Es seien immer alle Umstände des Einzelfalls zu berücksichtigen. Überschreitungen der betriebsüblichen Arbeitszeit, die einzelnen oder besonderen einmaligen Umständen geschuldet sind, sprächen für sich gesehen nicht dafür, dass der Arbeitgeber diese hinnimmt. Es müsse hinreichende Anhaltspunkte für das Fehlen gebotener Gegenmaßnahmen durch den Arbeitgeber geben, um dessen Untätigkeit als ein Hinnehmen werten zu können.

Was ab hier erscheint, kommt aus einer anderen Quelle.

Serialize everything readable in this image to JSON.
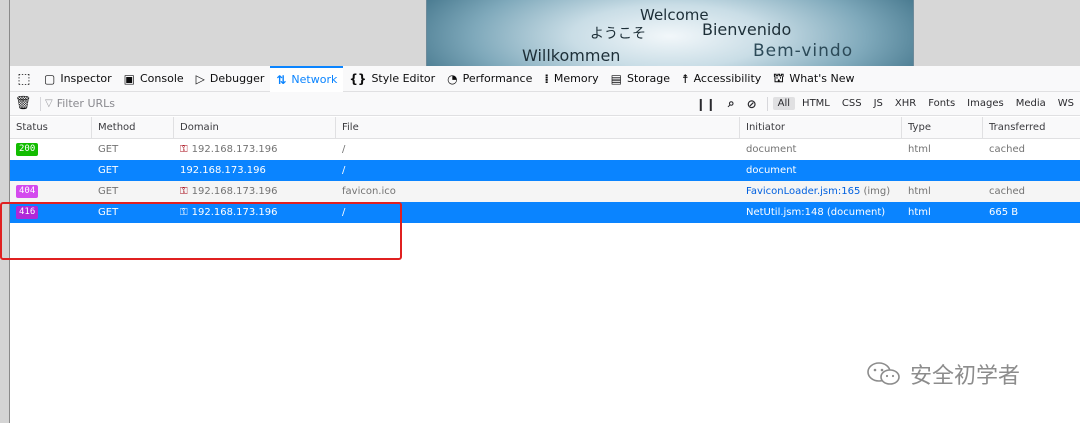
{
  "page": {
    "greetings": {
      "welcome": "Welcome",
      "youkoso": "ようこそ",
      "bienvenido": "Bienvenido",
      "willkommen": "Willkommen",
      "bemvindo": "Bem-vindo"
    }
  },
  "devtools": {
    "tabs": [
      {
        "label": "Inspector",
        "icon": "inspector-icon"
      },
      {
        "label": "Console",
        "icon": "console-icon"
      },
      {
        "label": "Debugger",
        "icon": "debugger-icon"
      },
      {
        "label": "Network",
        "icon": "network-icon",
        "selected": true
      },
      {
        "label": "Style Editor",
        "icon": "style-editor-icon"
      },
      {
        "label": "Performance",
        "icon": "performance-icon"
      },
      {
        "label": "Memory",
        "icon": "memory-icon"
      },
      {
        "label": "Storage",
        "icon": "storage-icon"
      },
      {
        "label": "Accessibility",
        "icon": "accessibility-icon"
      },
      {
        "label": "What's New",
        "icon": "whats-new-icon"
      }
    ],
    "toolbar": {
      "filter_placeholder": "Filter URLs",
      "filters": [
        "All",
        "HTML",
        "CSS",
        "JS",
        "XHR",
        "Fonts",
        "Images",
        "Media",
        "WS"
      ],
      "active_filter": "All"
    },
    "columns": {
      "status": "Status",
      "method": "Method",
      "domain": "Domain",
      "file": "File",
      "initiator": "Initiator",
      "type": "Type",
      "transferred": "Transferred"
    },
    "requests": [
      {
        "status": "200",
        "status_color": "#12bc00",
        "method": "GET",
        "domain": "192.168.173.196",
        "file": "/",
        "initiator": "document",
        "type": "html",
        "transferred": "cached",
        "selected": false
      },
      {
        "status": "",
        "method": "GET",
        "domain": "192.168.173.196",
        "file": "/",
        "initiator": "document",
        "type": "",
        "transferred": "",
        "selected": true
      },
      {
        "status": "404",
        "status_color": "#d44aee",
        "method": "GET",
        "domain": "192.168.173.196",
        "file": "favicon.ico",
        "initiator": "FaviconLoader.jsm:165",
        "initiator_suffix": "(img)",
        "type": "html",
        "transferred": "cached",
        "selected": false
      },
      {
        "status": "416",
        "status_color": "#b028d8",
        "method": "GET",
        "domain": "192.168.173.196",
        "file": "/",
        "initiator": "NetUtil.jsm:148 (document)",
        "type": "html",
        "transferred": "665 B",
        "selected": true
      }
    ]
  },
  "watermark": {
    "text": "安全初学者",
    "icon": "wechat-icon"
  }
}
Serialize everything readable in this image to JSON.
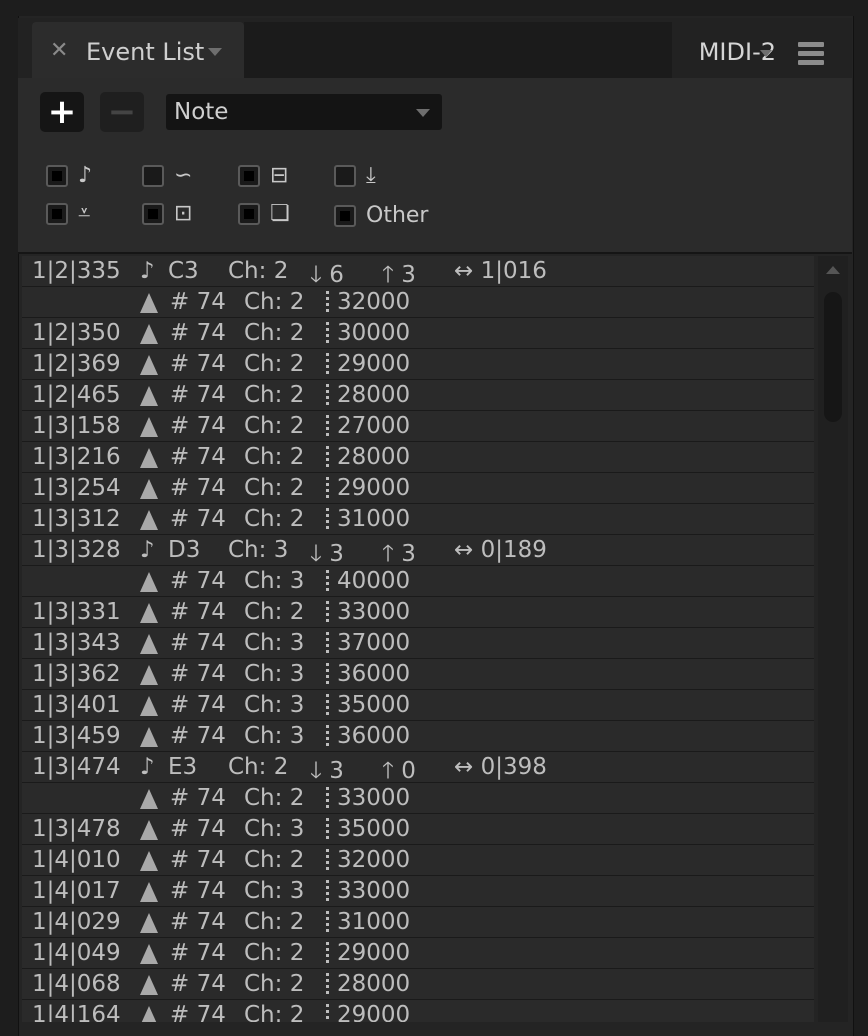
{
  "header": {
    "tab_close_icon": "close-icon",
    "tab_title": "Event List",
    "output": "MIDI-2",
    "menu_icon": "hamburger-menu-icon"
  },
  "toolbar": {
    "add_label": "+",
    "remove_label": "−",
    "type_select": "Note"
  },
  "filters": {
    "note": {
      "icon": "♪",
      "checked": true
    },
    "pitchbend": {
      "icon": "∽",
      "checked": false
    },
    "aftertouch": {
      "icon": "⊟",
      "checked": true
    },
    "sysex": {
      "icon": "⤓",
      "checked": false
    },
    "controller": {
      "icon": "⩡",
      "checked": true
    },
    "program": {
      "icon": "⊡",
      "checked": true
    },
    "poly": {
      "icon": "❏",
      "checked": true
    },
    "other": {
      "label": "Other",
      "checked": true
    }
  },
  "events": [
    {
      "type": "note",
      "time": "1|2|335",
      "note": "C3",
      "ch": "Ch: 2",
      "vel": "6",
      "off": "3",
      "len": "1|016"
    },
    {
      "type": "cc",
      "time": "",
      "ctl": "# 74",
      "ch": "Ch: 2",
      "val": "32000"
    },
    {
      "type": "cc",
      "time": "1|2|350",
      "ctl": "# 74",
      "ch": "Ch: 2",
      "val": "30000"
    },
    {
      "type": "cc",
      "time": "1|2|369",
      "ctl": "# 74",
      "ch": "Ch: 2",
      "val": "29000"
    },
    {
      "type": "cc",
      "time": "1|2|465",
      "ctl": "# 74",
      "ch": "Ch: 2",
      "val": "28000"
    },
    {
      "type": "cc",
      "time": "1|3|158",
      "ctl": "# 74",
      "ch": "Ch: 2",
      "val": "27000"
    },
    {
      "type": "cc",
      "time": "1|3|216",
      "ctl": "# 74",
      "ch": "Ch: 2",
      "val": "28000"
    },
    {
      "type": "cc",
      "time": "1|3|254",
      "ctl": "# 74",
      "ch": "Ch: 2",
      "val": "29000"
    },
    {
      "type": "cc",
      "time": "1|3|312",
      "ctl": "# 74",
      "ch": "Ch: 2",
      "val": "31000"
    },
    {
      "type": "note",
      "time": "1|3|328",
      "note": "D3",
      "ch": "Ch: 3",
      "vel": "3",
      "off": "3",
      "len": "0|189"
    },
    {
      "type": "cc",
      "time": "",
      "ctl": "# 74",
      "ch": "Ch: 3",
      "val": "40000"
    },
    {
      "type": "cc",
      "time": "1|3|331",
      "ctl": "# 74",
      "ch": "Ch: 2",
      "val": "33000"
    },
    {
      "type": "cc",
      "time": "1|3|343",
      "ctl": "# 74",
      "ch": "Ch: 3",
      "val": "37000"
    },
    {
      "type": "cc",
      "time": "1|3|362",
      "ctl": "# 74",
      "ch": "Ch: 3",
      "val": "36000"
    },
    {
      "type": "cc",
      "time": "1|3|401",
      "ctl": "# 74",
      "ch": "Ch: 3",
      "val": "35000"
    },
    {
      "type": "cc",
      "time": "1|3|459",
      "ctl": "# 74",
      "ch": "Ch: 3",
      "val": "36000"
    },
    {
      "type": "note",
      "time": "1|3|474",
      "note": "E3",
      "ch": "Ch: 2",
      "vel": "3",
      "off": "0",
      "len": "0|398"
    },
    {
      "type": "cc",
      "time": "",
      "ctl": "# 74",
      "ch": "Ch: 2",
      "val": "33000"
    },
    {
      "type": "cc",
      "time": "1|3|478",
      "ctl": "# 74",
      "ch": "Ch: 3",
      "val": "35000"
    },
    {
      "type": "cc",
      "time": "1|4|010",
      "ctl": "# 74",
      "ch": "Ch: 2",
      "val": "32000"
    },
    {
      "type": "cc",
      "time": "1|4|017",
      "ctl": "# 74",
      "ch": "Ch: 3",
      "val": "33000"
    },
    {
      "type": "cc",
      "time": "1|4|029",
      "ctl": "# 74",
      "ch": "Ch: 2",
      "val": "31000"
    },
    {
      "type": "cc",
      "time": "1|4|049",
      "ctl": "# 74",
      "ch": "Ch: 2",
      "val": "29000"
    },
    {
      "type": "cc",
      "time": "1|4|068",
      "ctl": "# 74",
      "ch": "Ch: 2",
      "val": "28000"
    },
    {
      "type": "cc",
      "time": "1|4|164",
      "ctl": "# 74",
      "ch": "Ch: 2",
      "val": "29000"
    }
  ]
}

Den vom Betriebsrat vorgetragenen Fällen fehle es jedenfalls an der erforderlichen Permanenz und Redundanz, um auf das Unterlassen gebotener Gegenmaßnahmen durch die Arbeitgeberin und eine Hinnahme von Überstunden schließen zu können.

Fazit

Das BAG hat Betriebsräten eine dahingehende Absage erteilt, aus wenigen, besonders gelagerten Ausnahmefällen bereits ein mitbestimmungswidriges Verhalten des Arbeitgebers herzuleiten. In Fortsetzung seiner bisherigen Rechtsprechung betont das BAG weiterhin, dass sich eine mitbestimmungswidrige Duldung von Überstunden nur anhand aller Umstände des Einzelfalls bestimmen lasse und die Anforderungen an Arbeitgeber dabei nicht zu hoch gesetzt werden dürfen.